Exhibition highlights collaborative analysis across art, physics, math

Exhibition highlights collaborative analysis across art, physics, math

Exhibition highlights collaborative analysis across art, physics, math

LAWRENCE — An exhibition opening April 20 presents collaborative research across visible art, arithmetic, physics, audio and dance at the University of Kansas. “Collective Entanglements,” organized by the Spencer Museum of Art’s Built-in Arts Analysis Initiative (IARI), explores operate by IARI analysis fellows Agnieszka Międlar, associate professor of arithmetic Daniel Tapia Takaki, associate professor of physics and New York-primarily based artist Janet Biggs.

For the previous 12 months this group has labored on a challenge that works by using the time-based media of movie and general performance to investigate concerns in particle and nuclear physics by means of novel mathematical techniques.

“We questioned ourselves: What is art? Is mathematics an art? Can physics make artwork? Can our collaboration across disciplines be generative and substantive in our respective fields and still build new scientific understanding?” Międlar stated.

In the course of April 20-22, the group will present its study via a series of activities across the KU Lawrence campus, including an exhibition in Slawson Corridor. To create the immersive set up, Biggs made video and audio motivated by the phenomenon of time, such as lunar and photo voltaic eclipses, scientific products at the European Group for Nuclear Research (CERN), dancers and Antarctic glaciers. Międlar and Takaki manipulated Biggs’s footage by algebraic computations generally utilized in quantum mechanics.

Joey Orr, Spencer Museum curator for analysis, said the exhibition represents an experiment that has relevance throughout the fields that each and every of the IARI fellows signifies.

“Consisting of six films and a musical rating, the installation alone was produced collectively by all a few contributors,” Orr claimed.

Occasions all over the week contain panels showcasing Biggs, Międlar, Takaki and Orr, as properly as present-day and previous IARI graduate fellows.
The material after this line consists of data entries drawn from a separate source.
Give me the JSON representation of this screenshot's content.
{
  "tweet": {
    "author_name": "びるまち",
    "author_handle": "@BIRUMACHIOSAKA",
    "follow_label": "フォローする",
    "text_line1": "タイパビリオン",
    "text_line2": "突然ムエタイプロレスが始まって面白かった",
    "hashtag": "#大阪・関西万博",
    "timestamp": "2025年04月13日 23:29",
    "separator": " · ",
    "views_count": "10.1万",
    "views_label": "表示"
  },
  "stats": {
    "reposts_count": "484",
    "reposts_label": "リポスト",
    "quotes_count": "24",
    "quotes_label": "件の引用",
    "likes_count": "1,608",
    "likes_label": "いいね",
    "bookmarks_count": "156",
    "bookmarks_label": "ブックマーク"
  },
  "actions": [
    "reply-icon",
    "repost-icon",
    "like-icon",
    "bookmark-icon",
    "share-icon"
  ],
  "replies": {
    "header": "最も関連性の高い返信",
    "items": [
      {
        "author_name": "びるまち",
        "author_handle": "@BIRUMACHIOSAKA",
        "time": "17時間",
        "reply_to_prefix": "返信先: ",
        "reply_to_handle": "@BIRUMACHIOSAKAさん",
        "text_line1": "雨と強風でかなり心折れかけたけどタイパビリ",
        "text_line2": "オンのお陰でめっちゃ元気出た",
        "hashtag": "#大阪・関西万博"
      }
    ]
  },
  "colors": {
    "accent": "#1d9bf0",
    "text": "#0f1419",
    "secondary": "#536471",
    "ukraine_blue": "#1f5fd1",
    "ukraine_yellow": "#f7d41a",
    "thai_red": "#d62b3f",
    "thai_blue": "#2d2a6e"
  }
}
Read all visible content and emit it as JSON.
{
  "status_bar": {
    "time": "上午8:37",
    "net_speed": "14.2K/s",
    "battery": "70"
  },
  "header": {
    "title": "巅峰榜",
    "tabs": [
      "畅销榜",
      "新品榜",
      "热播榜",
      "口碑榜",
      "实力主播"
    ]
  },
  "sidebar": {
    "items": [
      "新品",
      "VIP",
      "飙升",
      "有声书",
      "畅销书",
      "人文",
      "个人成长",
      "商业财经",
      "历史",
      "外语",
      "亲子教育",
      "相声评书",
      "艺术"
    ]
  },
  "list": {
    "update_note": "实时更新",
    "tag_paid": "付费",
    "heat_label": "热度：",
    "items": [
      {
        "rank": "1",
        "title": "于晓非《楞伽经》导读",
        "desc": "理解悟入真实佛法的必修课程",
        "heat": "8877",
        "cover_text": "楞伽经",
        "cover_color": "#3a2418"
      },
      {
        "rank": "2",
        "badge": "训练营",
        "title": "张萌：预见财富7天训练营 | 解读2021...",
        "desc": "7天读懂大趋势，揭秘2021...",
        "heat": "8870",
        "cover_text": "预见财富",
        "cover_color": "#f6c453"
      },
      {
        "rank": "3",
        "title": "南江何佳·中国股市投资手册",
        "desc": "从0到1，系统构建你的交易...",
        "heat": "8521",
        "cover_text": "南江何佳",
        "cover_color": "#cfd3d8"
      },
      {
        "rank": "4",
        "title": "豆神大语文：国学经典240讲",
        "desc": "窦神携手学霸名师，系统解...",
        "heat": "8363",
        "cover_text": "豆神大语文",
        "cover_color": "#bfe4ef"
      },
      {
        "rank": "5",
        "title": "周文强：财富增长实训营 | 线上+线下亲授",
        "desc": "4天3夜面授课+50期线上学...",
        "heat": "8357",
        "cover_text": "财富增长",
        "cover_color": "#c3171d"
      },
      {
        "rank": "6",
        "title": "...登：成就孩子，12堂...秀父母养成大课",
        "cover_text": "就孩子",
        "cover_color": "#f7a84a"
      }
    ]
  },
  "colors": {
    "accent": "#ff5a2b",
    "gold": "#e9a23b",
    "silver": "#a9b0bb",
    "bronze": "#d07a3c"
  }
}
Two lectures by browsing scholars Roger Malina, College of Texas at Dallas, and Tim Davis, Texas A&M University, will more explore ways of working with physics and math to deepen comprehending of the arts, and vice versa.

All occasions are free and open up to the public. A comprehensive timetable is readily available on the web.

Situations are co-presented by The Commons, the Section of Arithmetic, the Office of Physics & Astronomy and the Spencer Museum of Artwork. The Integrated Arts Investigation Initiative is funded by help from the Mellon Basis and Margaret H. Silva.

Graphic: SketchUp rendering of Collective Entanglements, six-channel, high definition video clip set up with audio and an interactive whiteboard, 2022.